8 September 2019

Out of the Closet with Kitty and Nan


The third instalment of my TVOF column Shelf Life, in which I look at literature through the prism of clothing, is about a book I have loved for twenty years:

In the 19th-century London of Sarah Waters’ Tipping the Velvet, clothes can help keep secrets—or reveal new selves. What looks like display might well be a disguise.

“All the world’s a stage, and all the men and women merely players,” runs the famous speech in As You Like It. It is fitting that history's most famous playwright made the theatre a metaphor for the unfolding of human life. But the stage can also be the perfect literary take-off point for stories of self-transformation—and the first step in becoming something—or someone—else is to dress the part. Sarah Waters' extraordinary first novel Tipping the Velvet, published 20 years ago and set in the Britain of the 1880s, begins on the music hall stage. That is where, in the Canterbury Palace of Varieties, the entranced Nancy Astley first sets her eyes upon Kitty Butler.

At first glance, Miss Butler is a girl dressed up to look like a posh young man: in a gentleman's suit, tailored to her size and lined at the cuffs with bright silk, with a white bow tie at her collar and a top hat on her head. But as Nancy's hungry gaze takes in more detail, she realises that though Kitty strides and sings like a boy, and stands with her hands “thrust carelessly into her trouser pockets”, her slender frame is unmistakably rounded “at the bosom, the stomach and the hips, in a way no real boy's ever was”.

What makes Kitty attractive is her changeability: now she seems like an exceptionally pretty boy, and now a slender, boyish girl. And much of that sense of changeability—for Kitty, and later for Nancy—is achieved in the novel through clothes.


Clothes are crucial, too, to the unlikely relationship that springs up between the upcoming music hall star and the Whitstable oyster girl. The adoring Nan begins to visit Kitty in her dressing room, folding up her stage clothes with quivering fingers, secretly pressing to her cheek “the starched linen of her shirt, the silk of the waistcoat and the stockings, the wool of the jacket and the trousers” —receiving from the clothes an erotic charge that their wearer has not yet acknowledged. Soon, the growing familiarity with the costumes becomes the route to intimacy with the person: Nan becomes Kitty's dresser, and her companion in London.


It is after this that the novel really comes into its own, laying out in scintillating narrative a world of performance, both off-stage and on it. Hoping to distinguish Kitty from a rising tide of male impersonators, her agent tells Kitty and Nan that they must “go about the city and study the men”, so that her act can broaden into a host of different male guises, each with its own song—and crucially, its own costume: “What think you of a policeman's jacket? Or a sailor's blouse? ... all that handsome gentlemen's toggery that languishes, at this very minute, at the bottom of some costumier's hamper, waiting, simply waiting for Kitty Butler to step inside it and lend it life!”
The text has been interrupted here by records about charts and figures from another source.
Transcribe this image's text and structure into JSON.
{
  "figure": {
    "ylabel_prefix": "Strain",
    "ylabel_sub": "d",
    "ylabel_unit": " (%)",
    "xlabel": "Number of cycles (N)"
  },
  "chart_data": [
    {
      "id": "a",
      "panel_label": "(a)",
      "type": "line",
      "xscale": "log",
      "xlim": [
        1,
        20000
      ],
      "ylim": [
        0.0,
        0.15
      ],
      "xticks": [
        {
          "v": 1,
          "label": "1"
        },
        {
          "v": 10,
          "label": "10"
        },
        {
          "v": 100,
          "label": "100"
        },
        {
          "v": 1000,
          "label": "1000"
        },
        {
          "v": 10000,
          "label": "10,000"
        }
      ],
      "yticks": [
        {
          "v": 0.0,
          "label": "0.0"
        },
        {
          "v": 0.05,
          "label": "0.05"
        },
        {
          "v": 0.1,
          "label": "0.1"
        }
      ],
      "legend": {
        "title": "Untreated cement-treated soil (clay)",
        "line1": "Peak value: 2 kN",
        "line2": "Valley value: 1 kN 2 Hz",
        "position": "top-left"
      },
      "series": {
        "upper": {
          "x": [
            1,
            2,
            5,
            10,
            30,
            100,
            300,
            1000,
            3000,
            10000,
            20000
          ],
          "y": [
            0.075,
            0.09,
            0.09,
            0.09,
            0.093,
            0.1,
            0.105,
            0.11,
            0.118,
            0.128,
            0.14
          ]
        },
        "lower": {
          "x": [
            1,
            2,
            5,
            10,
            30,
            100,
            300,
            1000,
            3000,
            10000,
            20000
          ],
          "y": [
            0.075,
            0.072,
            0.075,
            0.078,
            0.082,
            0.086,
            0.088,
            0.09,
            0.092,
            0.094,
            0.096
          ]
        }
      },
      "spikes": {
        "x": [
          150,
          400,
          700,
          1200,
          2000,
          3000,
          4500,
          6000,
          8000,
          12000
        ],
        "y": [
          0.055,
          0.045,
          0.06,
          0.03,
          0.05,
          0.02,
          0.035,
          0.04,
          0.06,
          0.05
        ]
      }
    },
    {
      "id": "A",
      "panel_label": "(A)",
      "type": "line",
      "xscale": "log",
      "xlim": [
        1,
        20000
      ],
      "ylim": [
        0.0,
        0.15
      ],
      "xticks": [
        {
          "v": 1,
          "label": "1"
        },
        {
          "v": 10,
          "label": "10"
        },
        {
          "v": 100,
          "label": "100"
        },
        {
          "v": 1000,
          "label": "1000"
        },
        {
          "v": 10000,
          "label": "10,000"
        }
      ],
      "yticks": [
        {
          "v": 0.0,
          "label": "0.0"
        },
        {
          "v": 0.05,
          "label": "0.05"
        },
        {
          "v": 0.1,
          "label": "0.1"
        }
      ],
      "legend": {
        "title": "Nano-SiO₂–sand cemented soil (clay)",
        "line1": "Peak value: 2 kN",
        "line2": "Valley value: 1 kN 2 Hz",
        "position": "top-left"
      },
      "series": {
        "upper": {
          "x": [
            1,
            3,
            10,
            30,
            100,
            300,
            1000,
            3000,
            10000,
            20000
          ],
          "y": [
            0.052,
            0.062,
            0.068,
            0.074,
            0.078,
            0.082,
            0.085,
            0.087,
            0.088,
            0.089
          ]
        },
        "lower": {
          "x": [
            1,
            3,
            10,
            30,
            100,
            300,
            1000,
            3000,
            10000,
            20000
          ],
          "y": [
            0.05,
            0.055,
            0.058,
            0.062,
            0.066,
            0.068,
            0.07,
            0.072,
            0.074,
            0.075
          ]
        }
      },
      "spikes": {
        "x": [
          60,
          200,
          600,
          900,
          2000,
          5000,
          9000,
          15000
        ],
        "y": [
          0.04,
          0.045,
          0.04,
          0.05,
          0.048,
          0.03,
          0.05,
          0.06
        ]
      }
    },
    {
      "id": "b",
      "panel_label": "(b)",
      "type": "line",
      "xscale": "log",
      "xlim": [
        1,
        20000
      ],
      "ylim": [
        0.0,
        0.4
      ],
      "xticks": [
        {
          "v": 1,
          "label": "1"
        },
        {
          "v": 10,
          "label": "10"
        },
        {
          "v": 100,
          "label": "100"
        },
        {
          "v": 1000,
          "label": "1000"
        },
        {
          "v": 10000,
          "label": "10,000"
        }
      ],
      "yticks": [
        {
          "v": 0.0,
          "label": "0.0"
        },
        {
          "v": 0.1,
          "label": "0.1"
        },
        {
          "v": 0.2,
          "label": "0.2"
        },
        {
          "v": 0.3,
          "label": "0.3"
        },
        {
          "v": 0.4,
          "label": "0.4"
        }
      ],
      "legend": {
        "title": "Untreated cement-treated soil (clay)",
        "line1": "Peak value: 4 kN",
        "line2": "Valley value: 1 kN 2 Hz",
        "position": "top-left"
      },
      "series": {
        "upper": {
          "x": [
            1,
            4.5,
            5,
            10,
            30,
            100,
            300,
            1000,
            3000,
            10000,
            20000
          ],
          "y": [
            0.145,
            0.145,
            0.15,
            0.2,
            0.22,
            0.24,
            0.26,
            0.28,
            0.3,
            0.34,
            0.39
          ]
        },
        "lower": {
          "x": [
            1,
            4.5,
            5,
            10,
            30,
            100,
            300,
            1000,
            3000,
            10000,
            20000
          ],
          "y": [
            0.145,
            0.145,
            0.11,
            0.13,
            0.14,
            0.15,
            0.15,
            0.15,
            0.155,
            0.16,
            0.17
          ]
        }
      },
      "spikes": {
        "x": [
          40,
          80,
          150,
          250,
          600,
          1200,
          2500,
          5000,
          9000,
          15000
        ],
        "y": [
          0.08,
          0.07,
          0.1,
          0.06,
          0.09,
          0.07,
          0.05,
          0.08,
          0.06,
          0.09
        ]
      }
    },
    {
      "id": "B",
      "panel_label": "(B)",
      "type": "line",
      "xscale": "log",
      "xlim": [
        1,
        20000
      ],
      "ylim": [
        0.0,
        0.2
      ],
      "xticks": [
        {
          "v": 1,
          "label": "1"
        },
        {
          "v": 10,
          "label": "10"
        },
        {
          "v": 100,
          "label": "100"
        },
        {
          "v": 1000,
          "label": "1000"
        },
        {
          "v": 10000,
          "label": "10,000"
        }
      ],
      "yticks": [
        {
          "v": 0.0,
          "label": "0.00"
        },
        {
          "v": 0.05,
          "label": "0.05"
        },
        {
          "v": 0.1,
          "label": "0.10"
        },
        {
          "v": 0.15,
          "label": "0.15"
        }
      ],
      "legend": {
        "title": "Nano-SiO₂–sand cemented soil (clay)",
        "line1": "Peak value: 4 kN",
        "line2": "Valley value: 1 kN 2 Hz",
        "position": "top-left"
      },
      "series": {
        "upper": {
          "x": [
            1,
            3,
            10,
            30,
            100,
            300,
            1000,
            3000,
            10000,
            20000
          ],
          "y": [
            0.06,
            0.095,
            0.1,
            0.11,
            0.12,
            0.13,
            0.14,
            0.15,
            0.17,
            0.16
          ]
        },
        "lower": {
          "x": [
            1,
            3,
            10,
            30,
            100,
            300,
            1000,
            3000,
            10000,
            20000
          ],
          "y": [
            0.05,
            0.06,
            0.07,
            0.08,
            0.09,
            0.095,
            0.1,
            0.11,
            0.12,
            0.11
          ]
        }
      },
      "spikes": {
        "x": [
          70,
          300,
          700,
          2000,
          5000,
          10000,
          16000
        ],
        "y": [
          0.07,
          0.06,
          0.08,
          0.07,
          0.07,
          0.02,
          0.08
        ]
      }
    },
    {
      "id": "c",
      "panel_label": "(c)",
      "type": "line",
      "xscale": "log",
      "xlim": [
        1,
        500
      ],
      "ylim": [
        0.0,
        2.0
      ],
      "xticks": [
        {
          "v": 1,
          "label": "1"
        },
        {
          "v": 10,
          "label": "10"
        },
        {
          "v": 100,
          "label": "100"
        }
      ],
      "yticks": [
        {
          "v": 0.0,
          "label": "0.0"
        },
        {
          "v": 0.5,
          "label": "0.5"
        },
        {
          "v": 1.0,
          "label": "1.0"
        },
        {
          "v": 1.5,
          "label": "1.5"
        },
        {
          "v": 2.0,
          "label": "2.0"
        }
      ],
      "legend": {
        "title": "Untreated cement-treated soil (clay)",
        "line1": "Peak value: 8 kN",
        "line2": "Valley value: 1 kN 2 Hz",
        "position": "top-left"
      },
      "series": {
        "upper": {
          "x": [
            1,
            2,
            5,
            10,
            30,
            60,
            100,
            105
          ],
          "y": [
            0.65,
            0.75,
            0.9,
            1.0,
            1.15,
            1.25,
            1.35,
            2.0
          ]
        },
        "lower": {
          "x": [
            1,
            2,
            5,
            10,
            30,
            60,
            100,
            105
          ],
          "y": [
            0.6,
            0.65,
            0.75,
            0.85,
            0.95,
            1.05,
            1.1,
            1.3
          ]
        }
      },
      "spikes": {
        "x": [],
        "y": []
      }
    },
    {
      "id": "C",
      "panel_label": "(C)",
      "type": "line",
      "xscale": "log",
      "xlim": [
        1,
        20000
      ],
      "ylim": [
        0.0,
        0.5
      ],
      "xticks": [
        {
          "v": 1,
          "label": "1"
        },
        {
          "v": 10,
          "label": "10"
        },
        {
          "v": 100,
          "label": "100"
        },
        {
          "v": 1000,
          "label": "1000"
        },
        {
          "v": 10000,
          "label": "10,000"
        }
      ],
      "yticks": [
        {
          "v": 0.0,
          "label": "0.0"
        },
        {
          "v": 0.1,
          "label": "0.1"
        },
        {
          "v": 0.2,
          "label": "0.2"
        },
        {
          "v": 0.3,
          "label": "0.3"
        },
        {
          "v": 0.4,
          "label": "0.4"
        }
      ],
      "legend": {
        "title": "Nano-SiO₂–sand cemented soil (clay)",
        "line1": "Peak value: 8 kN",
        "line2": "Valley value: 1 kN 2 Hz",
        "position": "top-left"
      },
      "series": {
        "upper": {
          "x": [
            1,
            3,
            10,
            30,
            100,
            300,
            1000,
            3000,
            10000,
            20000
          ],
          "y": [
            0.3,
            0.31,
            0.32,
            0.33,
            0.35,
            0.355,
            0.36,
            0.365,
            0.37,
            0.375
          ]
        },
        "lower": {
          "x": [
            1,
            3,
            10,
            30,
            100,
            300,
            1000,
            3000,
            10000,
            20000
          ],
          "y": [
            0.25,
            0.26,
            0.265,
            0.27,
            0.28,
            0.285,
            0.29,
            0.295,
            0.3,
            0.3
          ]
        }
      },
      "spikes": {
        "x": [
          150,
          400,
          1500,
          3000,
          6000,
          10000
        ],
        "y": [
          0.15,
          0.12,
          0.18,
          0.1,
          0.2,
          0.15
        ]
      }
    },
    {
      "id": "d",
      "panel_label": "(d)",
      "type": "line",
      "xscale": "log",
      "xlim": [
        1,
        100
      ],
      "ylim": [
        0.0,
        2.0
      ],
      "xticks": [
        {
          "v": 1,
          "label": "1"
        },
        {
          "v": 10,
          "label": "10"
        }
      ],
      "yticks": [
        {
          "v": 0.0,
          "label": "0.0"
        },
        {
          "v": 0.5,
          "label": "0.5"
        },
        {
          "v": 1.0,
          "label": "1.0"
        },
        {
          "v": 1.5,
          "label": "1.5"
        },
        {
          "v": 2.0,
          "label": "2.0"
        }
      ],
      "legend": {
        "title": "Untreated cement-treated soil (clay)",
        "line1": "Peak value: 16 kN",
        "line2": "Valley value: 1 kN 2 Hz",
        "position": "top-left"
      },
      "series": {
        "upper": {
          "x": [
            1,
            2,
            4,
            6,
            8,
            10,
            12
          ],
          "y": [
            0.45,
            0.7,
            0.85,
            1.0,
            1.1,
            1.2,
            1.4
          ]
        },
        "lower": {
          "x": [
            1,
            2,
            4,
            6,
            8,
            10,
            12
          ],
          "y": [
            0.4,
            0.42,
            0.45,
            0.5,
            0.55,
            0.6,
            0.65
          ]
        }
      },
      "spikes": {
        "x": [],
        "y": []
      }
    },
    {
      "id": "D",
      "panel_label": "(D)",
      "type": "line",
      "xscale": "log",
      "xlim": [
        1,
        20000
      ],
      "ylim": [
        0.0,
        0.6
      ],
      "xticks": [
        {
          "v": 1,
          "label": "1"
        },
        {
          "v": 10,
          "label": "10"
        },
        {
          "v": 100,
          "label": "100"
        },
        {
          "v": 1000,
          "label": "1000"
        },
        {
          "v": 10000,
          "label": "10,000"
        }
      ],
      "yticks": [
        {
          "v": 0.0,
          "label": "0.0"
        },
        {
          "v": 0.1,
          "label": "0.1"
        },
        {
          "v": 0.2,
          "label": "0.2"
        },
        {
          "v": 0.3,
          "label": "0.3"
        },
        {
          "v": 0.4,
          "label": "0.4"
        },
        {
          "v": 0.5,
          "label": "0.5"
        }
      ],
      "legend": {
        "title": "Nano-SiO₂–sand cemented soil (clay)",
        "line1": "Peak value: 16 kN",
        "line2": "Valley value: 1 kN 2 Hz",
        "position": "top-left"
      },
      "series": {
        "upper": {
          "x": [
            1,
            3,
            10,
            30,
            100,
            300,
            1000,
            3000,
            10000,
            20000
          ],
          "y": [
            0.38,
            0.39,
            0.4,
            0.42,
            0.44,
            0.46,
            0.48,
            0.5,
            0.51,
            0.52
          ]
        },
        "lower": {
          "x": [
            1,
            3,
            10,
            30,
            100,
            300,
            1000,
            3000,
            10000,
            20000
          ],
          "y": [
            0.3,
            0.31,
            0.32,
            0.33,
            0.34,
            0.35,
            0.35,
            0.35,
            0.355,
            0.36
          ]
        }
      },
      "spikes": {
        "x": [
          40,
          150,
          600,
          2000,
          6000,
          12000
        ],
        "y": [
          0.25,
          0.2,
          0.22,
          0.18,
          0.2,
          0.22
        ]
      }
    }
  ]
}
The Pleasures of Dressing Up

A still from the miniseries adaptation of the novel
But Kitty is not the only one to experience the magical power of clothes; the book's real heroine is waiting in the wings. On their first Christmas, Kitty gives the normally drably dressed Nan a “long, slim evening dress of deepest blue”, which Nan thinks far too fine for her. At Kitty's insistence, she wears it to dinner, only to find herself attracting more male flirtation than she ever has—followed by Kitty's inchoate jealousy, which finally lights the spark that turns them into lovers.

“The dress was so transforming that it was practically a disguise,” writes Waters in that passage, presaging Nan's future. For she will soon join Kitty on stage, their double act rising to top billing.

Among the book's most perceptive moments is the one where the shy, reluctant Nan realises that performing gives her pleasure. From that on-stage frisson “in the wearing of handsome suits, the singing of ribald songs” to recognising that the thrill of “display and disguise” only becomes more acute if the performance is live, off-stage—that is the journey that transports Nan first into London's lewd side-streets, then into its upper crust lesbian boudoirs, and finally into feminist-socialist circles. 


Kitty had resisted the pull of her masculine clothing, trying almost obsessively to keep her stage persona apart from her ordinary life. But the inner and the outer cannot be delinked so easily. Kitty’s fear of public censure (for being seen as a “tom”, a lesbian) is also a fear of her inner self.


Nan, in contrast, seems to revel in the inner possibilities opened up by changing her external appearance. And those possibilities—like her costumes—are unendingly changeable. Dressing as a boy in real life begins as a strategy for safety, but it is risk that keeps her hooked.   

Clothes are, in many ways, the driving force of Waters' narrative of sexual selfhood. New costumes seem to propel Nan into new selves. And yet somehow, simultaneously, it is she who animates them, her very physicality altering with each new avatar. Perhaps that, then, is the ultimate power of clothes: they can turn all of us into shapeshifters, performing ever-new roles on a real-life stage. If we can just enjoy the performance, it might no longer feel like one.